Astro 6 introduces Live Collections, which extend the existing Content Collections API with real-time editing capabilities. When you modify a Markdown file in a live collection, the changes appear in the browser instantly without a full page reload. This is a game-changer for content authors who want to see their edits reflected immediately as they write. Live Collections work with the same schema validation and type safety as regular collections, so you get the best of both worlds: instant feedback and strict content integrity.

Relationships Between Collections

Content Collections also support relationships between entries. You can reference one collection from another using slug references in your frontmatter. For example, an author collection might contain author profiles, and blog posts can reference an author by their slug. Astro resolves these references and provides the full author object when you query a blog post, eliminating the need for manual lookups or fragile string matching.

Tip: Use the reference() function in your schema to create typed references between collections. This ensures that every reference points to a valid entry and provides autocompletion for available slugs.

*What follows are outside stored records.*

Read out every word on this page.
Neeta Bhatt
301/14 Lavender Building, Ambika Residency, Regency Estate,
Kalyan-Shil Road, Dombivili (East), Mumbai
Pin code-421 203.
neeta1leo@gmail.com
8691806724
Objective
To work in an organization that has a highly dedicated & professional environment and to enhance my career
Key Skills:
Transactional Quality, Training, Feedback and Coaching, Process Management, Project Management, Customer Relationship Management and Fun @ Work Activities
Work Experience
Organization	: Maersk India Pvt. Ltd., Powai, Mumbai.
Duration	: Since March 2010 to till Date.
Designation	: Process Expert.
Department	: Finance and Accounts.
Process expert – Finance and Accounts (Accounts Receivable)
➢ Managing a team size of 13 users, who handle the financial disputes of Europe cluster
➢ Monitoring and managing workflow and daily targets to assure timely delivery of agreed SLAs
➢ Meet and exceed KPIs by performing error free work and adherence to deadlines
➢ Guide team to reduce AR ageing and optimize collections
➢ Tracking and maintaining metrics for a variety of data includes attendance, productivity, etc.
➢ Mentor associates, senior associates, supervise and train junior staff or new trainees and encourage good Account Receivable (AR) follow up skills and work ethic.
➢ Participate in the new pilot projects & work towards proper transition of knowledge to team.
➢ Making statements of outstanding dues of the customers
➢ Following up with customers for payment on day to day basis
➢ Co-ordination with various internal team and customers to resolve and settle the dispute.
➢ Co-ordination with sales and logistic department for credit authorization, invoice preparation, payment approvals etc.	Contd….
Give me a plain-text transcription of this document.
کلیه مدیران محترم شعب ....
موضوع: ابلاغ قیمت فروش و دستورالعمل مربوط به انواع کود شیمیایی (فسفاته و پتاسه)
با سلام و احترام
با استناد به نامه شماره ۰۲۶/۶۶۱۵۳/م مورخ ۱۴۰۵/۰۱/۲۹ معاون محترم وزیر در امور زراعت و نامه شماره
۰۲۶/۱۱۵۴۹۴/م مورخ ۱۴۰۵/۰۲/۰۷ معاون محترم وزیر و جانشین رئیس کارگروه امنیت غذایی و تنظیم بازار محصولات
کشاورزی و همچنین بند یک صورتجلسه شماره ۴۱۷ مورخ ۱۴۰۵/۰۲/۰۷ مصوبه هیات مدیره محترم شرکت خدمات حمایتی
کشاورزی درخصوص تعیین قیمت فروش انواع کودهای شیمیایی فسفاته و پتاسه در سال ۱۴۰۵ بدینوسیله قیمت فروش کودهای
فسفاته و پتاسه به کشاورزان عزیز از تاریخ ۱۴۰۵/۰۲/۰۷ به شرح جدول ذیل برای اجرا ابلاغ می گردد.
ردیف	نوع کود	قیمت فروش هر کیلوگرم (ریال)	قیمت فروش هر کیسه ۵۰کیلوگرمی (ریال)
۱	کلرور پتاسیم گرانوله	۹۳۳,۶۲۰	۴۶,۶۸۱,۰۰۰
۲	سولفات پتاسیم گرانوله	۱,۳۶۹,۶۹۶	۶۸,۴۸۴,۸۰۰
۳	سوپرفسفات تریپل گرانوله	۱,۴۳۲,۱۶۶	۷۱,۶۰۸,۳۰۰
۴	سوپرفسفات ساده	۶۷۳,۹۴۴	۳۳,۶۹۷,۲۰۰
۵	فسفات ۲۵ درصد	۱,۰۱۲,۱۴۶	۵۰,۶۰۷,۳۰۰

Content Collections and Search

Content Collections pair beautifully with Pagefind for search. Because all your content lives in a structured, validated format, you can ensure that every piece of content has consistent metadata like titles, dates, and descriptions. When Pagefind indexes your built pages, it uses this metadata to display rich, informative search results. The combination of Content Collections for authoring and Pagefind for discovery creates a powerful content management experience without any server-side infrastructure.

Best Practices

When working with Content Collections, keep a few best practices in mind. Always define a comprehensive schema — it is your safety net against content drift. Use default values for optional fields to keep your frontmatter concise. Organize related content into separate collections rather than cramming everything into one. And take advantage of the TypeScript integration by using the generated types throughout your project for maximum type safety.